There are many methods for such a reduction. Most are described as using some special ansatz like for example travelling wave solutions. However, almost all of these methods can be viewed as a special case of a symmetry reduction (potentially with respect to a non-classical symmetry). For a first introduction to symmetry methods, you may take a look at the books by Olver (Applications of Lie Groups to Differential Equations) or by Bluman and Kumei (Symmetries and Differential Equations). There exist by now many textbooks on this topic for different audiences, but these are two classicas.
You can convert a PDE into a set of ODEs by spatial discretization using e.g. finite difference methods. This is quite intuitive and good for simulation purposes.
A point of correction: finite differencing yields a set of algebraic equations, not ODEs. One of the most widely-used methods is "Separation of Variables" (see, for example "Heat Conduction" by MN Ozisik), which you often see applied to PDEs having a Laplacian operator (e.g. for thermal diffusion in 2 or 3 dimensions). As Werner mentioned, symmetry reduction is also a possibility for certain systems governed by a PDE. This often works for the PDEs in thermofluids when there are no obvious length or time scales. Wikipedia has a good intro at https://en.wikipedia.org/wiki/Similarity_solution but the technical literature on this topic is enormous.
Christoph is right, as a semi-discretisation of a PDE indeed yields ODEs (or more generally a DAE). Here one may use all kinds of numerical approaches like finite differences, finite elements or spectral methods but also integral transforms. However, the solutions of the thus obtained ODEs are only approximations of solutions of the original PDE. By contrast, symmetry methods lead to exact solutions. Here the question is what Nikunj precisely means by "conversion". Separation of variables is by the way also only a special case of a (non-classical) symmetry reduction. I have not yet seen any reduction method that could not be interpreted as a symmetry reduction. Of course, it is another question whether one should do this: you can easily do a separation of variables without having ever heard of symmetries.
There are several methods depending on the nature of the PDE (linear or nonlinear) and what you want to do with the ODE obtain. As already mention above Galerkin method is good for non-linear PDE in infinite dimensional spaces.you can also use it in for linear case if you want numerical solutions. Another method is the Laplace transform if you are in a finite dimensional space (Fourier transform) .You can also check #Text book: principles of applied mathematics(Transformation and approximation) by James P.keener#
@Werner. I agree that semi-discretization, or what is commonly called the "method of lines" is indeed another possibility. Christoph mentioned finite-differencing, which almost always means recasting the PDE(s) into algebraic equations --- we probably just have semantic differences here. The issue is basically the same with the Galerkin method, mentioned several times above. I would add that if the original poser of the question is only interested in a list of such methods, then what has been posted by the commentators here is a pretty good start. Conversely, he seems to be looking for something to "solve any problem of any section in mechanics", which is a much different proposition. The properties vary among these methods and picking the "best" one for any given problem is not a trivial task, for example if using Laplace Transforms, it is often very difficult to obtain the inversion rule to recover the solution.
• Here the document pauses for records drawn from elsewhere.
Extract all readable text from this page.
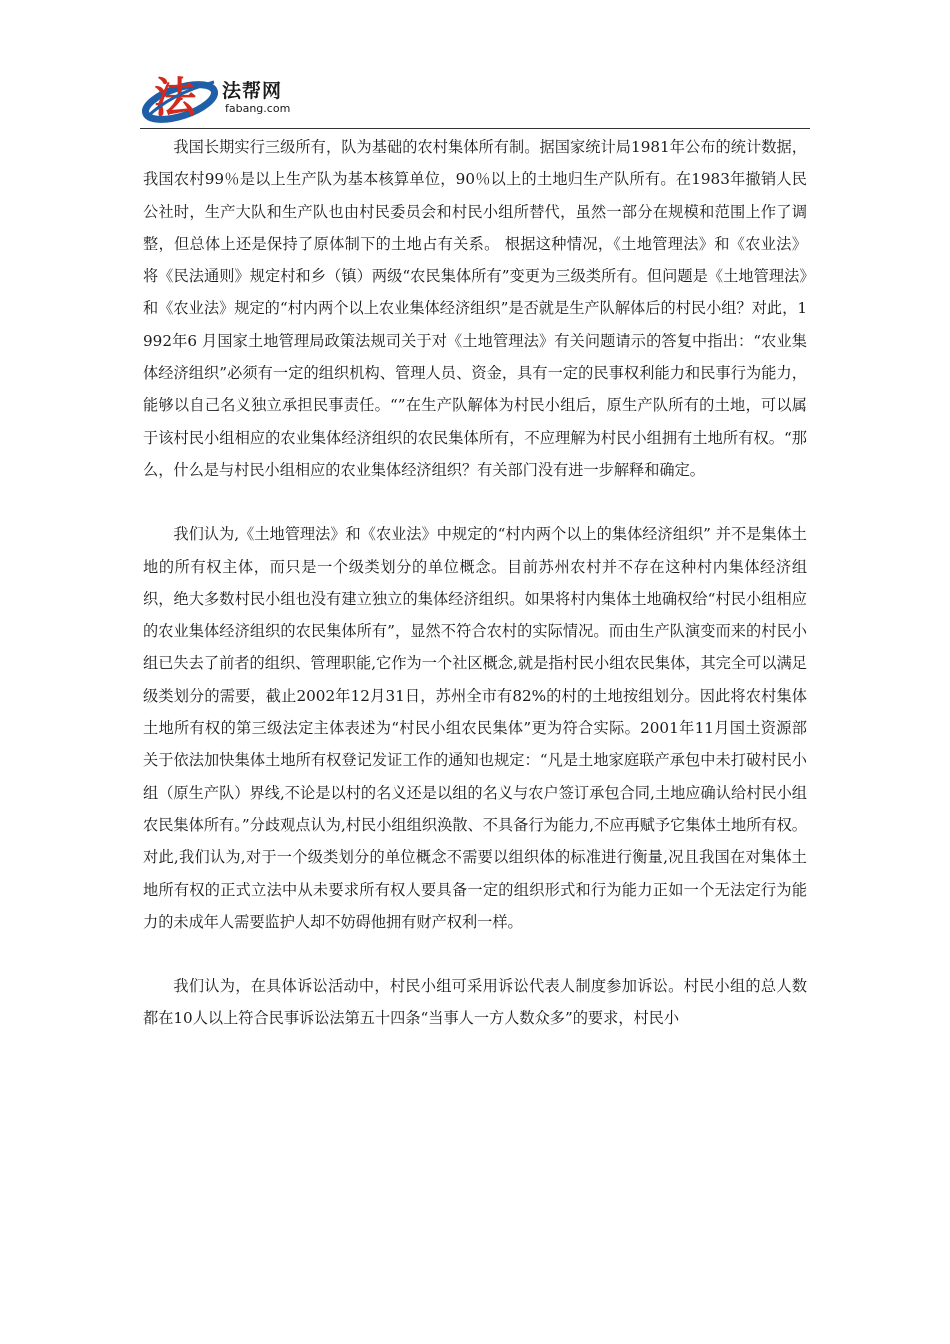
法 法帮网
fabang.com

我国长期实行三级所有，队为基础的农村集体所有制。据国家统计局1981年公布的统计数据，我国农村99％是以上生产队为基本核算单位，90％以上的土地归生产队所有。在1983年撤销人民公社时，生产大队和生产队也由村民委员会和村民小组所替代，虽然一部分在规模和范围上作了调整，但总体上还是保持了原体制下的土地占有关系。 根据这种情况，《土地管理法》和《农业法》将《民法通则》规定村和乡（镇）两级“农民集体所有”变更为三级类所有。但问题是《土地管理法》和《农业法》规定的“村内两个以上农业集体经济组织”是否就是生产队解体后的村民小组？对此，1992年6 月国家土地管理局政策法规司关于对《土地管理法》有关问题请示的答复中指出：“农业集体经济组织”必须有一定的组织机构、管理人员、资金，具有一定的民事权利能力和民事行为能力，能够以自己名义独立承担民事责任。“”在生产队解体为村民小组后，原生产队所有的土地，可以属于该村民小组相应的农业集体经济组织的农民集体所有，不应理解为村民小组拥有土地所有权。“那么，什么是与村民小组相应的农业集体经济组织？有关部门没有进一步解释和确定。

我们认为,《土地管理法》和《农业法》中规定的“村内两个以上的集体经济组织” 并不是集体土地的所有权主体，而只是一个级类划分的单位概念。目前苏州农村并不存在这种村内集体经济组织，绝大多数村民小组也没有建立独立的集体经济组织。如果将村内集体土地确权给“村民小组相应的农业集体经济组织的农民集体所有”，显然不符合农村的实际情况。而由生产队演变而来的村民小组已失去了前者的组织、管理职能,它作为一个社区概念,就是指村民小组农民集体，其完全可以满足级类划分的需要，截止2002年12月31日，苏州全市有82%的村的土地按组划分。因此将农村集体土地所有权的第三级法定主体表述为“村民小组农民集体”更为符合实际。2001年11月国土资源部关于依法加快集体土地所有权登记发证工作的通知也规定：“凡是土地家庭联产承包中未打破村民小组（原生产队）界线,不论是以村的名义还是以组的名义与农户签订承包合同,土地应确认给村民小组农民集体所有。”分歧观点认为,村民小组组织涣散、不具备行为能力,不应再赋予它集体土地所有权。对此,我们认为,对于一个级类划分的单位概念不需要以组织体的标准进行衡量,况且我国在对集体土地所有权的正式立法中从未要求所有权人要具备一定的组织形式和行为能力正如一个无法定行为能力的未成年人需要监护人却不妨碍他拥有财产权利一样。

我们认为，在具体诉讼活动中，村民小组可采用诉讼代表人制度参加诉讼。村民小组的总人数都在10人以上符合民事诉讼法第五十四条“当事人一方人数众多”的要求，村民小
This depends on what you mean by "convert". There are methods in which ODEs are used in solving PDEs (as separation of variables to get a series) and approximation methods (e.g., method of lines with semi-discretization) used for computation. As Yousif mentioned, there are homotopy methods, typically assuming one can solve some class of simpler PDEs and use ODEs with respect to a parameter to connect these. I would add to this, primarily for theoretical purposes, the use of semigroup theory to view a PDE as an ODE in an infinite dimensional state space.
You present one of the partial derivatives on the formula of finite differences. You will have a system of ordinary differential equations. A count of equations in the system will depend of step.
I note that the video suggested by Florian Munteanu describes (a special case of) similarity solutions. These are related to deep properties of the PDEs (and of the underlying physics) in considering structure preserving transformations: symmetries leaving the PDE invariant). I note as particularly important the search for traveling wave solutions leading to d'Alembert's solution of the wave equation and, for a nonlinear example, to solitons.
There are several methods. You can use Transform Functions such as Laplace Transform for 2 variable and Laplace and Henkel Transform for 3 variable non homogeneous PDEs and using inverse Laplace Transform you can get the analytical expressions. As far as variable separation method is concerned one can use only for homogeneous linear PDEs. Again there are other methods such as finite Difference Method but that will yield a set of algebric equations which can be solved easily but good for simulation purpose. These are good when you don't require any analytical expressions of the PDE you have. I think there is another Cauchy method...Not sure. I hope this will help you to some extent.
Werner M. Seiler , Is the transformation used in different methods e.g. first integral method, exponential method, where the PDEs reduces to odes. Is that transformation is non classical symmetry approach ? any reference which explain the history or origin of that particular transformation.